Mongabay.co.id

Menguak Ketangguhan Terumbu Karang Dari Perubahan Iklim

Para ilmuwan iklim terkemuka di dunia yang tergabung dalam Panel Antarpemerintah tentang Perubahan Iklim (IPCC) dalam pertemuan ke-48 di Incheon, Korea Selatan, Senin (8/10/2018)  memperingatkan bahwa hanya ada 12 tahun tersisa atau sampai tahun 2030 untuk mencegah bencana iklim ekstrim yang terjadi karena pemanasan global dengan maksimum kenaikan suhu 1,5°C.

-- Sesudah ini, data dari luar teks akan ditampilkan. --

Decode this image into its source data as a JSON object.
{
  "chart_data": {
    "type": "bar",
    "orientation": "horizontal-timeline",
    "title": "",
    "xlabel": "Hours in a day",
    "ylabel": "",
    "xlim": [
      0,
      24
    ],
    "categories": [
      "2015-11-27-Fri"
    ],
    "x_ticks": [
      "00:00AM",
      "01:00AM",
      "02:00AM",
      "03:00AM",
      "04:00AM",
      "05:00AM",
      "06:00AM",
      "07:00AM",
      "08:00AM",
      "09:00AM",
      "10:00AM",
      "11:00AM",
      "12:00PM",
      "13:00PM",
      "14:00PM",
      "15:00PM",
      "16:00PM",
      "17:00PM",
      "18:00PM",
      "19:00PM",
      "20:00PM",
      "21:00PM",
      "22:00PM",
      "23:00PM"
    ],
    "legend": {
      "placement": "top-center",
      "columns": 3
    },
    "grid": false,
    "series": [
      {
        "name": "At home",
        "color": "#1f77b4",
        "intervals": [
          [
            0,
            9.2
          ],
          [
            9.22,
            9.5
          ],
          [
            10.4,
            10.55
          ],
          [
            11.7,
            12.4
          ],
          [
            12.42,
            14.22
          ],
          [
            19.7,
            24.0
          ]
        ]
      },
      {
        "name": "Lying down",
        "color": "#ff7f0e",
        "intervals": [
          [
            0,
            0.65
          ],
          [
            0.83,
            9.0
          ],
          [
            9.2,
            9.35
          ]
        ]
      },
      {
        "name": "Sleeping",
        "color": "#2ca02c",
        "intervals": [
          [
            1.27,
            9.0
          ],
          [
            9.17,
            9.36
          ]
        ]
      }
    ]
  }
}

Laporan Khusus tentang Pemanasan Global 1.5° C (Global Warming of 1.5° C, an IPCC special report on the impacts of global warming of 1.5°C above pre-industrial levels)  dari IPCC tersebut memprediksi pada tahun 2100, antara lain terjadi kenaikan permukaan laut global akan lebih rendah 10 cm dengan pemanasan global 1,5° C dibandingkan dengan kenaikan suhu global 2° C. Dan terumbu karang akan menurun 70-90 persen dengan pemanasan global 1,5° C, dibandingkan bakal hilang dengan kenaikan suhu global 2° C.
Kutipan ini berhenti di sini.